As they struck onto the main business street, Garry noticed the familiar blue bell sign of the telephone company.
"Say, boys, I have an idea. Let's stop in here and put in long distance calls and say hello to our folks. How does the idea strike you?" said Garry, almost in one breath.
"Ripping," shouted Phil, while Dick didn't wait to make any remark, but dived in through the door, and in a trice was putting in his call. Phil followed suit, while Garry waited, as he would talk when Dick had finished.
This pleasant duty done, they went to a restaurant for dinner. Here they attracted no little attention, for their khaki clothes looked almost like uniforms. Added to this was the fact that they wore forest shoepacks, those high laced moccasins with an extra leather sole, and felt campaign hats.
Most of those who saw them, however, after an interested look, put them down as boys about to go on a camping trip, never dreaming that this same trio had been through more adventures in the previous month or so, than the average boy, or men, for that matter, has in half a dozen years.
Even the boys, hopeful as they were of adventures, did not dream of the stirring times that lay ahead of them in their quest of the border band of smugglers.

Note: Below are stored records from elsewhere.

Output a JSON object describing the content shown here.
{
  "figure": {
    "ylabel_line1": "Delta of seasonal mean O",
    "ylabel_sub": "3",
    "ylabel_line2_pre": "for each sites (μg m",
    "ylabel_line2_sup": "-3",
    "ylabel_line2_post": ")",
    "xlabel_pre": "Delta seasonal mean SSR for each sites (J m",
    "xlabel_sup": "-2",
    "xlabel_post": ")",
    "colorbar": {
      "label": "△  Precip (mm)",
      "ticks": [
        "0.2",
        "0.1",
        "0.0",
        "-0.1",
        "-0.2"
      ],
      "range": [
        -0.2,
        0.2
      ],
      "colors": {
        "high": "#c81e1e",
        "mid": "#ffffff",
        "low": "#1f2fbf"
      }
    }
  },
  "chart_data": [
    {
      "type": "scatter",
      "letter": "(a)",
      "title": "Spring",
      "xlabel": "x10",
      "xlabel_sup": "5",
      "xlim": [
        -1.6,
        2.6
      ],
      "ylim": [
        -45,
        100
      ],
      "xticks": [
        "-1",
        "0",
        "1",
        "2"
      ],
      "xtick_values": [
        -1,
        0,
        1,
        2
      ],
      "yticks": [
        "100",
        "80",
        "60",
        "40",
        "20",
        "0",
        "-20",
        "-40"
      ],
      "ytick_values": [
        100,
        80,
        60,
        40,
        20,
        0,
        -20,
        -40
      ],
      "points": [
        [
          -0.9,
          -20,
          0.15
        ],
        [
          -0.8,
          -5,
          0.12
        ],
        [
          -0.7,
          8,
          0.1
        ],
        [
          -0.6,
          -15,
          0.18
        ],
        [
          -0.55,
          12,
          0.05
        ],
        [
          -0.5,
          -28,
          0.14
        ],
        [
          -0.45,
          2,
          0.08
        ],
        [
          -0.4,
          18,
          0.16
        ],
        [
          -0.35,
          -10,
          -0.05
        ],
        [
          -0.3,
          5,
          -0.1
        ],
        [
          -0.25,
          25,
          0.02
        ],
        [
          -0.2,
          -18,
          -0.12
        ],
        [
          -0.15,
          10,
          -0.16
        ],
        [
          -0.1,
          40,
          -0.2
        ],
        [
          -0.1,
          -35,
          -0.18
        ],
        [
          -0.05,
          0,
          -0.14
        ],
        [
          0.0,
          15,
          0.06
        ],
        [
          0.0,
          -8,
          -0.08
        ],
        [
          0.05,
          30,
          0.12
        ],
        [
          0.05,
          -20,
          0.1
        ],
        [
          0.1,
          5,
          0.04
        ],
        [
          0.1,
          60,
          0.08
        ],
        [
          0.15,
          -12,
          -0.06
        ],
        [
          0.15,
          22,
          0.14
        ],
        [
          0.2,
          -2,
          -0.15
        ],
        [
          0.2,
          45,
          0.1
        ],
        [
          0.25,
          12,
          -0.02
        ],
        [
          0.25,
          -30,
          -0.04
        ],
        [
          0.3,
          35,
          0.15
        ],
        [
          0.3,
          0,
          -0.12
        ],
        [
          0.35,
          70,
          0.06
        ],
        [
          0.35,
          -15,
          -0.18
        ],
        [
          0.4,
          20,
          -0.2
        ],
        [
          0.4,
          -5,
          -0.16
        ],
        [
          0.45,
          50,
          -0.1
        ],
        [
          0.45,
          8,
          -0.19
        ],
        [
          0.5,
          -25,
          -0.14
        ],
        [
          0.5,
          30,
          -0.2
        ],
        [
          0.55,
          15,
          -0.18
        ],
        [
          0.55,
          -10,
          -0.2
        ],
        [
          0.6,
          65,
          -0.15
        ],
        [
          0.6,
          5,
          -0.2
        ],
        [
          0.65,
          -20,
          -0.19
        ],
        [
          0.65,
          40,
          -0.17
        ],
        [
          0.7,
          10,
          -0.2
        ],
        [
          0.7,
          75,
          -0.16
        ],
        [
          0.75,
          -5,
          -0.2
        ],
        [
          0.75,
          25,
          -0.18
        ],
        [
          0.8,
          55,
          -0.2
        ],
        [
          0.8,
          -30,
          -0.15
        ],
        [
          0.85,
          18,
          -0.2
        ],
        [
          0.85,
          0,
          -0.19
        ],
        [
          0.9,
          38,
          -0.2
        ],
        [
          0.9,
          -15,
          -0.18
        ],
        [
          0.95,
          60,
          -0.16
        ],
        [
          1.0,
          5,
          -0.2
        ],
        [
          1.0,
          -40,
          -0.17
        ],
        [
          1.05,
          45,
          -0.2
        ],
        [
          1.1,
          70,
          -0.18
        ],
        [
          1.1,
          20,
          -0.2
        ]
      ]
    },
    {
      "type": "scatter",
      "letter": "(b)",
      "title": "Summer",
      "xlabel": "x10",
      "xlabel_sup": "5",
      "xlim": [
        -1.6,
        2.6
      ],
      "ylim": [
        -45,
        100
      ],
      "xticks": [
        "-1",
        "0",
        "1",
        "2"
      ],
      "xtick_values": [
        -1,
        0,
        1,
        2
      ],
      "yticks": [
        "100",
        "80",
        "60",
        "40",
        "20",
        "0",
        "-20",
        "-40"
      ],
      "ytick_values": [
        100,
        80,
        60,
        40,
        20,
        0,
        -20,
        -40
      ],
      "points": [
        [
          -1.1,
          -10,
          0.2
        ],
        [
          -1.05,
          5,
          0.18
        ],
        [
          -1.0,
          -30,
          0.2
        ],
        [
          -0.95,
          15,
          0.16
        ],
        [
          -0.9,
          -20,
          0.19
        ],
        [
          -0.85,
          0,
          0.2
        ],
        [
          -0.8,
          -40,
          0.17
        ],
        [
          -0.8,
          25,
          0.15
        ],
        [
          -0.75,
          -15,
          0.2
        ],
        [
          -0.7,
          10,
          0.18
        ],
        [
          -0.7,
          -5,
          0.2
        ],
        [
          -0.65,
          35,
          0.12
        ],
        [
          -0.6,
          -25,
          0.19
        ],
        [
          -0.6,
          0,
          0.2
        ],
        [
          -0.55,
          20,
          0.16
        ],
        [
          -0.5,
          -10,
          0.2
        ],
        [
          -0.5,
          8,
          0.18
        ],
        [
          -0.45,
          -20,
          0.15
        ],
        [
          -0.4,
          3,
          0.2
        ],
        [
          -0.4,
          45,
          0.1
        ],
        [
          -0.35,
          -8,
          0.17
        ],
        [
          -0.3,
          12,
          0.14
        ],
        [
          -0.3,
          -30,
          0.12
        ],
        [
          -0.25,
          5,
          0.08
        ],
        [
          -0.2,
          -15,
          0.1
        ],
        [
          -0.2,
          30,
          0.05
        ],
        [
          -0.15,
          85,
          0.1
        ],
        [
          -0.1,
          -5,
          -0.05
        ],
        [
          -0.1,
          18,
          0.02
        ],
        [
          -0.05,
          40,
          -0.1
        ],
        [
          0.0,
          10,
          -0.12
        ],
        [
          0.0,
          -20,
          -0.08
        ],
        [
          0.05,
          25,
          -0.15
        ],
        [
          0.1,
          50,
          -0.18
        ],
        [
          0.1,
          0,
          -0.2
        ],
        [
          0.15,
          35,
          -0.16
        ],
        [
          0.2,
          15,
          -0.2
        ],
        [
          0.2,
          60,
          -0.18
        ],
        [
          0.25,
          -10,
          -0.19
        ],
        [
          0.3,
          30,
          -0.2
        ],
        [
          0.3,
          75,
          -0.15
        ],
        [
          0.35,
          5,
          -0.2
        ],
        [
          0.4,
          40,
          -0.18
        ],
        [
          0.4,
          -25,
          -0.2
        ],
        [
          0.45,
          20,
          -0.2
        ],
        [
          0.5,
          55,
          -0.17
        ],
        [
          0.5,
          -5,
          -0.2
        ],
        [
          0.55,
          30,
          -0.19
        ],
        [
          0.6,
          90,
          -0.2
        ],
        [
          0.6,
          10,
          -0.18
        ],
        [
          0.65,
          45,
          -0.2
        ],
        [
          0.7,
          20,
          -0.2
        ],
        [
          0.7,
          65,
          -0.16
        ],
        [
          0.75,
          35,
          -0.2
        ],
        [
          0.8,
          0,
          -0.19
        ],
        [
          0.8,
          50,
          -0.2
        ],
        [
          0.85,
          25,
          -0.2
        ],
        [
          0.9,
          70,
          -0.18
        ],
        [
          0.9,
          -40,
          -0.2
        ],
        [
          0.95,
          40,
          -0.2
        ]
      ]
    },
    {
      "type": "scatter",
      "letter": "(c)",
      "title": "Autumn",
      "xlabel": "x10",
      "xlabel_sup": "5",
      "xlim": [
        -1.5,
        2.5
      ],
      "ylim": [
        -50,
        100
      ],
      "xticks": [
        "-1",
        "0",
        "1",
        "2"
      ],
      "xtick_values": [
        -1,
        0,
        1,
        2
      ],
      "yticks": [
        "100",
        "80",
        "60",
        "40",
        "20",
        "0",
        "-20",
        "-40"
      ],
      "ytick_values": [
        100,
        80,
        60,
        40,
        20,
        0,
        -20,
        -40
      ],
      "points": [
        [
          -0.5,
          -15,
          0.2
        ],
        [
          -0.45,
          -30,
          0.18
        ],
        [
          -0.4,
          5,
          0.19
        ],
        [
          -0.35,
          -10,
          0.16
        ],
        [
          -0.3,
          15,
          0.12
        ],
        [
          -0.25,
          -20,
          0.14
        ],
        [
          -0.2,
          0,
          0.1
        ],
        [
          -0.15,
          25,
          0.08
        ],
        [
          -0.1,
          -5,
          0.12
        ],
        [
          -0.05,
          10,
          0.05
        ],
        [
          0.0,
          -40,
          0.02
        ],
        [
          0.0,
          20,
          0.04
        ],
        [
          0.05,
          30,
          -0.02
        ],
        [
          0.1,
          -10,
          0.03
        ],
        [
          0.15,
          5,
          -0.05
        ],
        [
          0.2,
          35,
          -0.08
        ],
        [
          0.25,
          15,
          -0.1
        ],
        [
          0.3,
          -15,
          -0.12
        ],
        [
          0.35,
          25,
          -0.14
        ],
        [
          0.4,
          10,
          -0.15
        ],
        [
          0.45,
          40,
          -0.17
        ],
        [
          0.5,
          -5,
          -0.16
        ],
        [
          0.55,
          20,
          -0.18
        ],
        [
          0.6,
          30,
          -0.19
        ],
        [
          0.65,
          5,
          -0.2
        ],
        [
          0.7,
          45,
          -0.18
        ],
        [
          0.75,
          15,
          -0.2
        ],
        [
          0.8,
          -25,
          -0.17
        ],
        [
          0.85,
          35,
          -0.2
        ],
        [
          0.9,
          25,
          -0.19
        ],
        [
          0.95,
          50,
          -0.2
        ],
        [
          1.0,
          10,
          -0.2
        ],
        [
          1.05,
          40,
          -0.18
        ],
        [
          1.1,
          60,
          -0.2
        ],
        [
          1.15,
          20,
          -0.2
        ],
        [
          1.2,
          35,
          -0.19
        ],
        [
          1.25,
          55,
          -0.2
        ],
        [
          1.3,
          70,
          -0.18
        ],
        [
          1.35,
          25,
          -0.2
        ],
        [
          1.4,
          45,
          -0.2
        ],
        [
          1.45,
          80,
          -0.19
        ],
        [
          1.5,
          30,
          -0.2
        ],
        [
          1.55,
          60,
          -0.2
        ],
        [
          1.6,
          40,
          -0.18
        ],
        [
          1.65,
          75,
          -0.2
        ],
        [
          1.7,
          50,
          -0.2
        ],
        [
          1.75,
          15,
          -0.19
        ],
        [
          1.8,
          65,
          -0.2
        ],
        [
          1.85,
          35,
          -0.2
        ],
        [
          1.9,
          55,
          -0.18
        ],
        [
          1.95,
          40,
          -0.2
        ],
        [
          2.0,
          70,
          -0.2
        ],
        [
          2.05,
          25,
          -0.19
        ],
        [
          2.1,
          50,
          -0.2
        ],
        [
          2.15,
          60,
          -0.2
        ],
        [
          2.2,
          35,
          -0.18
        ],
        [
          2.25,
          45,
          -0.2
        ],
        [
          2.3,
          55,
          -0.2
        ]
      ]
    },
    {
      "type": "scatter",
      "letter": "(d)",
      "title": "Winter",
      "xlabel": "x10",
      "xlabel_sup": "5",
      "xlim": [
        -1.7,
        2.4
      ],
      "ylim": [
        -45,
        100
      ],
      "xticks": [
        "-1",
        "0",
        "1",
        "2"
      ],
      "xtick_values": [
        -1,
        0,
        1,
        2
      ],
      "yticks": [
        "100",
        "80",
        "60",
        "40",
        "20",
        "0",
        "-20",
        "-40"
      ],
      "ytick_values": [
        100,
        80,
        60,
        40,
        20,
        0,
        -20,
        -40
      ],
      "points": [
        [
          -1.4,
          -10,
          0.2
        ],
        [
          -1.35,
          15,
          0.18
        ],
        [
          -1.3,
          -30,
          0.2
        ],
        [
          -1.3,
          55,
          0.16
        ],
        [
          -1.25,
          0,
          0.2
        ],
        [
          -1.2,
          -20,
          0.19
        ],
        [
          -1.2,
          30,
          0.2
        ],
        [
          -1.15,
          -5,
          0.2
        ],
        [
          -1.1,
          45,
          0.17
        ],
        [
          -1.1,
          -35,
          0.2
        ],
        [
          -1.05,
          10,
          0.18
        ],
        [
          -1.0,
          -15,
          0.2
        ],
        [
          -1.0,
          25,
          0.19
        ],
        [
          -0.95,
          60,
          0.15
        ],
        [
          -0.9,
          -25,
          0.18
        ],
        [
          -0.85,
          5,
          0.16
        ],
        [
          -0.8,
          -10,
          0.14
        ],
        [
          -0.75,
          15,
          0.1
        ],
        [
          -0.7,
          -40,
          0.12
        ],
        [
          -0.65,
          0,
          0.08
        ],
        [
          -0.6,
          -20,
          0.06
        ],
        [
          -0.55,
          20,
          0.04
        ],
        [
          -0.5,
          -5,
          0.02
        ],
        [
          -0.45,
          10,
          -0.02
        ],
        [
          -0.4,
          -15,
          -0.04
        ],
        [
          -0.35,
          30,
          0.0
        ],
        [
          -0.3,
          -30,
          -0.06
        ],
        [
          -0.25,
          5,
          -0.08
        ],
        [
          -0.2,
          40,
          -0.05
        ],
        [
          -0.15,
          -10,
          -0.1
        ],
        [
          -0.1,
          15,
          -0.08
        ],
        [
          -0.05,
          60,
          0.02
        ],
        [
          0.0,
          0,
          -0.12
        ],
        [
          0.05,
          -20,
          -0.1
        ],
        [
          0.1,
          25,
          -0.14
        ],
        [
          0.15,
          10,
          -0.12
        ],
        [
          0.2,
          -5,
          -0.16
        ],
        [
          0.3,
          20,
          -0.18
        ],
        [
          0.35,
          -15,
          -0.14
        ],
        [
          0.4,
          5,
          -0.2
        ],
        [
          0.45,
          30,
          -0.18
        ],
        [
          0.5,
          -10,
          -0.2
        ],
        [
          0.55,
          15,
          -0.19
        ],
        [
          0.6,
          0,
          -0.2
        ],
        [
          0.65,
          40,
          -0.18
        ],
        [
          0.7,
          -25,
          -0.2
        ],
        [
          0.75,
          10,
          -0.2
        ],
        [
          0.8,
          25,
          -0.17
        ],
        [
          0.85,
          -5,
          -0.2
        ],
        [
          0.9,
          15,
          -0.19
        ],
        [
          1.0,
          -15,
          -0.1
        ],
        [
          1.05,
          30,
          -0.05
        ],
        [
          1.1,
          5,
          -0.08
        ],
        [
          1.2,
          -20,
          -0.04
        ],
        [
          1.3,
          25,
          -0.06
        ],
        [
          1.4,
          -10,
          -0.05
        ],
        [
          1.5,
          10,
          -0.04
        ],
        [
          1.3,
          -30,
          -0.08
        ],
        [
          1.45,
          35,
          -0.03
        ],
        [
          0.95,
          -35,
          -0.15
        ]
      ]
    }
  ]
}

The boys thoroughly enjoyed the well-cooked, well-served meal, it being a welcome change to have someone else do their cooking for them.
"Eat up, fellows," advised Dick, who was ever ready to eat, "just two or three more restaurant meals, and then we'll be cooking our own again over a bed of red embers under the merry greenwood tree."
Luncheon over, the boys consulted a time-table and found they could get a train immediately or one quite late in the afternoon for Bangor.
"What say we take the late one, and go to a movie this afternoon?" queried Dick.